2020 WAS A YEAR OF RELENTLESS DEATH, HORROR, AND ALIENATION. 2021 promises more of the same. As we process and endure a time that will be remembered by many as the worst of their lives, we are rightfully reminded that the year’s exceptional badness was, in no small part, the culmination of decades of state-inflicted neglect, deprivation, and antagonism, particularly towards communities of color. A new show at the New Museum, Grief and Grievance: Art and Mourning in America, conceived of by the late Okwui Enwezor before he passed away in 2019, illustrates the longue durée of Black life in the United States. The exhibition and accompanying catalogue contribute to an honest and durable—albeit painful—memory project, one that does not careen from crisis to crisis only to reset after each calamity is glibly “resolved.”

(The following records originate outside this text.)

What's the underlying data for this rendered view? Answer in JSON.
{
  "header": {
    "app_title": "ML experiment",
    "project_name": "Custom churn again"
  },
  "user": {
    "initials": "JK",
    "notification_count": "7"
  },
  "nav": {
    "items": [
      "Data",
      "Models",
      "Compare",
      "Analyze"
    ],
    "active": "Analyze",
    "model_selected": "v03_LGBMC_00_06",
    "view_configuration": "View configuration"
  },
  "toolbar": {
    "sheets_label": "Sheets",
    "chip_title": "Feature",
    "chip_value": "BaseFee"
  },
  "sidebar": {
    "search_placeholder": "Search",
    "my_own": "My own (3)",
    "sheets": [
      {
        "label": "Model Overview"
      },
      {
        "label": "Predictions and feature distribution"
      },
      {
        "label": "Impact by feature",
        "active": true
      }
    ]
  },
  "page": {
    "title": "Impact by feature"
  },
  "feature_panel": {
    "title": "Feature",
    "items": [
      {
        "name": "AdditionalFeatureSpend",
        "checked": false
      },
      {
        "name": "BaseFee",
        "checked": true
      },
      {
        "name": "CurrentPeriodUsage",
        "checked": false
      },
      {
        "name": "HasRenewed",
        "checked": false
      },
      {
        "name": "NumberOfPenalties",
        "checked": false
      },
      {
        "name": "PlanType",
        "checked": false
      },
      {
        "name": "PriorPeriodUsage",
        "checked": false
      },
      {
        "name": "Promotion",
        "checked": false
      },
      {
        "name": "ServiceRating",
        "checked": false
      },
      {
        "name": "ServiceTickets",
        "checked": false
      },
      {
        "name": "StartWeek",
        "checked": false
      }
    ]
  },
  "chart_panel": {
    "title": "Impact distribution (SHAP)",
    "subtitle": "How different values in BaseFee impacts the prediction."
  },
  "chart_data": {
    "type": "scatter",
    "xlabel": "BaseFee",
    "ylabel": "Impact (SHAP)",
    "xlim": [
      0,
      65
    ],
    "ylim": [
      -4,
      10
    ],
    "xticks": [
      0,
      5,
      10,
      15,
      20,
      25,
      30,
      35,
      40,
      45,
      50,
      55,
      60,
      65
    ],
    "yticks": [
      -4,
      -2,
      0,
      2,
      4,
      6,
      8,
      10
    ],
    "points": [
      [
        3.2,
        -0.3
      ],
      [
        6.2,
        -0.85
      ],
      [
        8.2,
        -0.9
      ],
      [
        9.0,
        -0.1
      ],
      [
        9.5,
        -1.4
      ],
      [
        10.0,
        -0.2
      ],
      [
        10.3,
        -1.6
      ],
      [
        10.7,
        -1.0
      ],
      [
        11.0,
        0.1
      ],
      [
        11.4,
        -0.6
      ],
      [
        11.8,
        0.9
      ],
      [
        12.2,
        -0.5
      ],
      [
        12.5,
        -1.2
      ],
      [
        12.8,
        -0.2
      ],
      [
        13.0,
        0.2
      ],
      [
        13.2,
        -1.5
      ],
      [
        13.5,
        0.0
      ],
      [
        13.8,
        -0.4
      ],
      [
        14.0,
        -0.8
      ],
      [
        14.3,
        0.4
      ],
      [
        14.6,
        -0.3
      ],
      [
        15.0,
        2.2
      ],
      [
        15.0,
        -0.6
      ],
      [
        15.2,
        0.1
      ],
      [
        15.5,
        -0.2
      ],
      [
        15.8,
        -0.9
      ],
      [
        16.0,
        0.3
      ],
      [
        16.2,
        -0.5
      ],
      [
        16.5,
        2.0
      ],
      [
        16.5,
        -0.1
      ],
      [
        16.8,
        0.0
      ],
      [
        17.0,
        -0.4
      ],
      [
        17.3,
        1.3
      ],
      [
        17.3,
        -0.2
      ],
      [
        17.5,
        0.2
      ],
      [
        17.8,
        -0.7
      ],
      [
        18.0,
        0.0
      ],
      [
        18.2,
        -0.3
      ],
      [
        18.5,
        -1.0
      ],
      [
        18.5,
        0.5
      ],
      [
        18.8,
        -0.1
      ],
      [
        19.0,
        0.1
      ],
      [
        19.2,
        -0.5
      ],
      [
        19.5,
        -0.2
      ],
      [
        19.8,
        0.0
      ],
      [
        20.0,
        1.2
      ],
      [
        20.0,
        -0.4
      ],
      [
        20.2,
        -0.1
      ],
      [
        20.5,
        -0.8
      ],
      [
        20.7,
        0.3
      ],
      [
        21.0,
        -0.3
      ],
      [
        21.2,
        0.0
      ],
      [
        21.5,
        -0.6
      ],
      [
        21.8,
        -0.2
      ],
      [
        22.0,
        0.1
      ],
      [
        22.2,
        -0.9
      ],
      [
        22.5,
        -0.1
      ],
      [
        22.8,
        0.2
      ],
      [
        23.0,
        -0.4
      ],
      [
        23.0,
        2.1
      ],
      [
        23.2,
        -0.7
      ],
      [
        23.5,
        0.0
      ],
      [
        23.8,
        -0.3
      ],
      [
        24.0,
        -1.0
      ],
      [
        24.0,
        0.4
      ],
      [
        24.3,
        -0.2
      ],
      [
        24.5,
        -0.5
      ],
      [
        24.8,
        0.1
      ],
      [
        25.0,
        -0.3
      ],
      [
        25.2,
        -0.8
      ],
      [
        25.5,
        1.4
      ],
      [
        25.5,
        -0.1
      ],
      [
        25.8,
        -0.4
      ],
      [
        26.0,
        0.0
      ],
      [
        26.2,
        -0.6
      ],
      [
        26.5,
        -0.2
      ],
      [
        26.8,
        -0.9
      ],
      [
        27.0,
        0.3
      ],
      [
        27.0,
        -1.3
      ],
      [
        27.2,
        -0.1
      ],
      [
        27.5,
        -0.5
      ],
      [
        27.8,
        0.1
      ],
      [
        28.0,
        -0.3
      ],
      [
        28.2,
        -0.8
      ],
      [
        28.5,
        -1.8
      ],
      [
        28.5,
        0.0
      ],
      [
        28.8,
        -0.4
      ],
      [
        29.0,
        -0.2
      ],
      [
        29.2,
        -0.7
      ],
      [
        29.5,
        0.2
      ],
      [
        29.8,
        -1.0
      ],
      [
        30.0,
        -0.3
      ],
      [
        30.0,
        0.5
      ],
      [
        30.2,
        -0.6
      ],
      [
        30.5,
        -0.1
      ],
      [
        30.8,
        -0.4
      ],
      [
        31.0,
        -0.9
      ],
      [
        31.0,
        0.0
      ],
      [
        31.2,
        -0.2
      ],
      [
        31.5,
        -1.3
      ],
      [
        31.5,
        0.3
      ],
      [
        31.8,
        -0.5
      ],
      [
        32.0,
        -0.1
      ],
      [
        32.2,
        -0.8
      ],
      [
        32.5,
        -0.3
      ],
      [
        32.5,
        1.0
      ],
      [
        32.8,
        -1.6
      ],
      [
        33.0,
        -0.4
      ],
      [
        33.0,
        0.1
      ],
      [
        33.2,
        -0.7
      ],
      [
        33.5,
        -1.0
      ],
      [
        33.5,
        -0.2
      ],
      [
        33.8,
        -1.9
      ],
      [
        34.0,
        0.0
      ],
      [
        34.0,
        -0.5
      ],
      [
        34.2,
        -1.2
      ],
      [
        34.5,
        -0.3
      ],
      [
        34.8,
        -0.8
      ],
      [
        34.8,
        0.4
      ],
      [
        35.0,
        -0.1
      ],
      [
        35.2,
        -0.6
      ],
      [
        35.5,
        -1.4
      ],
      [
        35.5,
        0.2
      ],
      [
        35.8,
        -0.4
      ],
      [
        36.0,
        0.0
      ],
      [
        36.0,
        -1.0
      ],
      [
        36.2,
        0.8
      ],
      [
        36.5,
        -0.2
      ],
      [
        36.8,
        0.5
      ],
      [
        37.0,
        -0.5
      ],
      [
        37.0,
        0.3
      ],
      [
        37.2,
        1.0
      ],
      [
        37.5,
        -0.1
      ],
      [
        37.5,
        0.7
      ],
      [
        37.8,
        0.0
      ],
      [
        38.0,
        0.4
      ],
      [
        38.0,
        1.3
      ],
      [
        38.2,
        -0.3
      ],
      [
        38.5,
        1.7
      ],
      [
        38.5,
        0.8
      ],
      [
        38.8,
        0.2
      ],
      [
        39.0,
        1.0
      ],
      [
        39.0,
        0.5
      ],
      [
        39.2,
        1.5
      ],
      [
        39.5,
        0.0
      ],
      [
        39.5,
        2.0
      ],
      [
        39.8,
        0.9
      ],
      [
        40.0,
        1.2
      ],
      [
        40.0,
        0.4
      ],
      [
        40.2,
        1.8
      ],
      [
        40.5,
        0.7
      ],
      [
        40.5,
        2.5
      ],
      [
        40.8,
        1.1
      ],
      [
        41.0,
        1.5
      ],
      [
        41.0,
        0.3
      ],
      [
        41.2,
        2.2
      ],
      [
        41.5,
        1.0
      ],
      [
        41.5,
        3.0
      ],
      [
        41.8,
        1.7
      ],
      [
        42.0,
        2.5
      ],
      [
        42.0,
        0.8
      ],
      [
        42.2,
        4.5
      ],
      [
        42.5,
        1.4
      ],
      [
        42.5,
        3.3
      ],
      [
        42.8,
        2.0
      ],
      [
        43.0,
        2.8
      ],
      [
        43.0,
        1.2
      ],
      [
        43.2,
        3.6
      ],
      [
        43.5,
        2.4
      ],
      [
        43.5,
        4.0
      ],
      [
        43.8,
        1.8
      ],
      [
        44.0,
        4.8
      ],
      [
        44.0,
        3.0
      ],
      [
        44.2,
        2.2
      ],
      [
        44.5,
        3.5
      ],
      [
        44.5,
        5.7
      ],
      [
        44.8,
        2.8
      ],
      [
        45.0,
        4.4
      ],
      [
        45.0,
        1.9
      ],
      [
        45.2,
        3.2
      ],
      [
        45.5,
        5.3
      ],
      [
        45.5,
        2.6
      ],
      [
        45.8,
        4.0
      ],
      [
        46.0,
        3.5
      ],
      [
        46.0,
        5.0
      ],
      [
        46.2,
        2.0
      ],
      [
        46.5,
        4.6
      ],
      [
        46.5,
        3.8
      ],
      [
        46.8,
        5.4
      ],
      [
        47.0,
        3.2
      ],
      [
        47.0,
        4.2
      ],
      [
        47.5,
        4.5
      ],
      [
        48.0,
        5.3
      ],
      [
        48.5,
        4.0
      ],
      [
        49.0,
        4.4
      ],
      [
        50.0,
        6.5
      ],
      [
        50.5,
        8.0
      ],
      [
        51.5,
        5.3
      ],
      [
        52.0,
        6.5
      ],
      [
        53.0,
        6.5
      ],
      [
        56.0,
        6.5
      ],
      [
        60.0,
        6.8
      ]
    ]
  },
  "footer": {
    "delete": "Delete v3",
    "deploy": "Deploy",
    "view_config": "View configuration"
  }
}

This intergenerational survey, which features the work of thirty-seven artists, shows Black life to exist in a state of perpetual exception, defined by racial terror, reactionary white grievance, and almost incalculable loss. It all compels scholar and contributor Christina Sharpe to ask: “What are the words to grasp—even incompletely—the scale of this unfolding disaster?” The multimedia visual works fulfill Enwezor’s vision of the show as a “direct response to the national emergency of Black grief.” Contemporary pieces by Arthur Jafa, Sable Elyse Smith, Okwui Okpokwasili, Henry Taylor, and others are, to borrow the title of Mark Nash’s essay, meditations on the “registers of mourning.” The essays are reflections of both watershed events—from the bombing of the Sixteenth Street Baptist Church to Dylann Roof’s massacre of worshippers at Mother Emanuel—and the arc of tragic history. They juxtapose the acuity of evental grief with the devastating weariness of these events’ repetitions.

While some of the show’s supplemental images reproduce what has since become spectacle—the beating of Rodney King, and Mamie Till Mobley at her son Emmett Till’s funeral—the featured works take up the quotidian practice, meaning-making, and semiotics of frequently precarious Black life: the melted, strung-up Air Jordans in Kevin Beasley’s Strange Fruit (Pair 1), 2015; the haunting ruins of a Chicago church in Theaster Gates’s Gone Are the Days of Shelter and Martyr, 2014; the diasporic bacchanalia of J’Ouvert festivities in Deana Lawson’s Jouvert, Flatbush, Brooklyn, 2013. Grief and Grievance presents a collective celebration and honorific recognitions—often inflected with heartbreak, reckoning, resistance. It is an adamantly pursued life-making in the hold of the ship where, to use Saidiya Hartman’s word, Black death is a “nonevent.”